Bohr had actually been smuggled out two nights earlier; a family friend who worked as a clerk for the Gestapo had come across a warrant for his imminent arrest and tipped h
im off. Given the strict curfews in Denmark then—anyone caught outside after dark was shot—he and his wife had left their home during the afternoon, carrying just one bag between them. After a few blocks they passed a man on a street corner who nodded—a signal that the plan was a go. They walked to a field on the edge of town and proceeded to the coast, where they huddled in a small shack on the beach until nightfall. When a fishing boat finally appeared, they crawled across the sand to meet it, then were spirited across the water to Sweden, where they slept the last few hours of the night in an empty prison cell. Bohr’s sons and their families followed in the mass exodus the next night. A granddaughter of Bohr’s was concealed in a shopping basket carried by a Swedish official.
Unfortunately, Bohr was no safer in Stockholm than in Copenhagen. Furious about being outfoxed, the Gestapo ordered him seized at all costs. Bohr’s Danish bodyguards therefore had to shuttle him from place to place within the city, devising elaborate ruses to shake off spies. At one point a taxi took him to a safe house run by Swedish intelligence, where he dashed up to the attic and climbed outside. After crawling across the roofs of several adjacent homes, he arrived at another safe house and slipped inside the attic window, then descended to the street where a different cab was waiting to whisk him away.

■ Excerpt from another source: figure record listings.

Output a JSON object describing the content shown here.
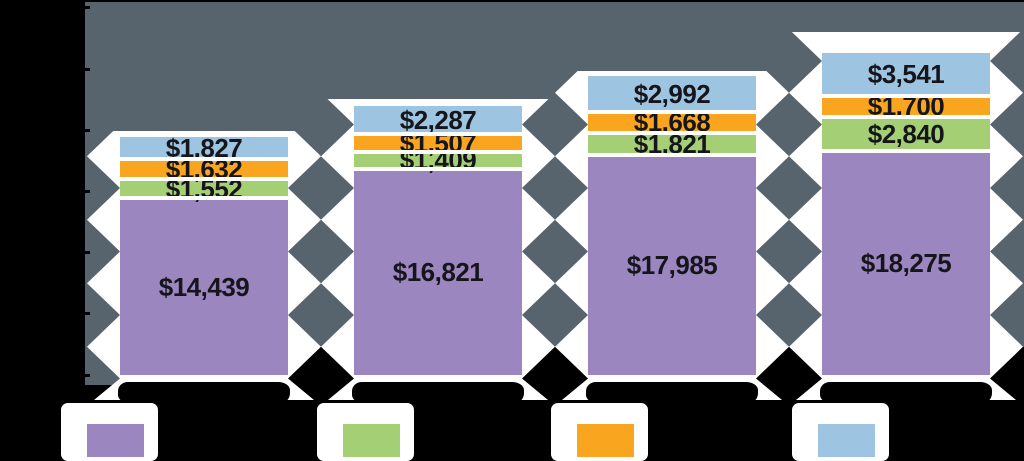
{
  "chart_data": {
    "type": "bar",
    "stacked": true,
    "orientation": "vertical",
    "categories": [
      "",
      "",
      "",
      ""
    ],
    "series": [
      {
        "name": "purple-segment",
        "color": "#9c86c0",
        "values": [
          14439,
          16821,
          17985,
          18275
        ],
        "labels": [
          "$14,439",
          "$16,821",
          "$17,985",
          "$18,275"
        ]
      },
      {
        "name": "green-segment",
        "color": "#a5cf74",
        "values": [
          1552,
          1409,
          1821,
          2840
        ],
        "labels": [
          "$1,552",
          "$1,409",
          "$1,821",
          "$2,840"
        ]
      },
      {
        "name": "orange-segment",
        "color": "#f9a51f",
        "values": [
          1632,
          1507,
          1668,
          1700
        ],
        "labels": [
          "$1,632",
          "$1,507",
          "$1,668",
          "$1,700"
        ]
      },
      {
        "name": "blue-segment",
        "color": "#9dc5e1",
        "values": [
          1827,
          2287,
          2992,
          3541
        ],
        "labels": [
          "$1,827",
          "$2,287",
          "$2,992",
          "$3,541"
        ]
      }
    ],
    "stack_order": "bottom-to-top",
    "ylim": [
      0,
      30000
    ],
    "legend_position": "bottom"
  },
  "legend": {
    "items": [
      {
        "swatch_color": "#9c86c0",
        "label": ""
      },
      {
        "swatch_color": "#a5cf74",
        "label": ""
      },
      {
        "swatch_color": "#f9a51f",
        "label": ""
      },
      {
        "swatch_color": "#9dc5e1",
        "label": ""
      }
    ]
  },
  "colors": {
    "page_background": "#000000",
    "plot_band": "#57636d",
    "bar_panel": "#ffffff",
    "value_text": "#15151b",
    "obscured_text": "#000000"
  }
}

It didn’t help matters that Bohr was impossible to keep hidden. He had a gigantic, conspicuous head, and his distinctive mug made him recognizable everywhere in Scandinavia. Worse, Bohr refused to lie low. He kept running off to meetings with Swedish ministers to plead for further aid for Denmark. And although his bodyguards lectured him repeatedly on the need for stealth, Bohr was an incorrigible talker and kept forgetting that he was in hiding. Whenever the phone rang, he’d lunge for it and announce, “This is Bohr.” Increasingly frazzled, his Danish guards turned to officials in Sweden for help. The Swedes, however, pooh-poohed the danger. “This is Stockholm, not Chicago,” one said with a laugh. To which a Danish official answered that he’d trust an American gangster over a Gestapo officer any day of the week.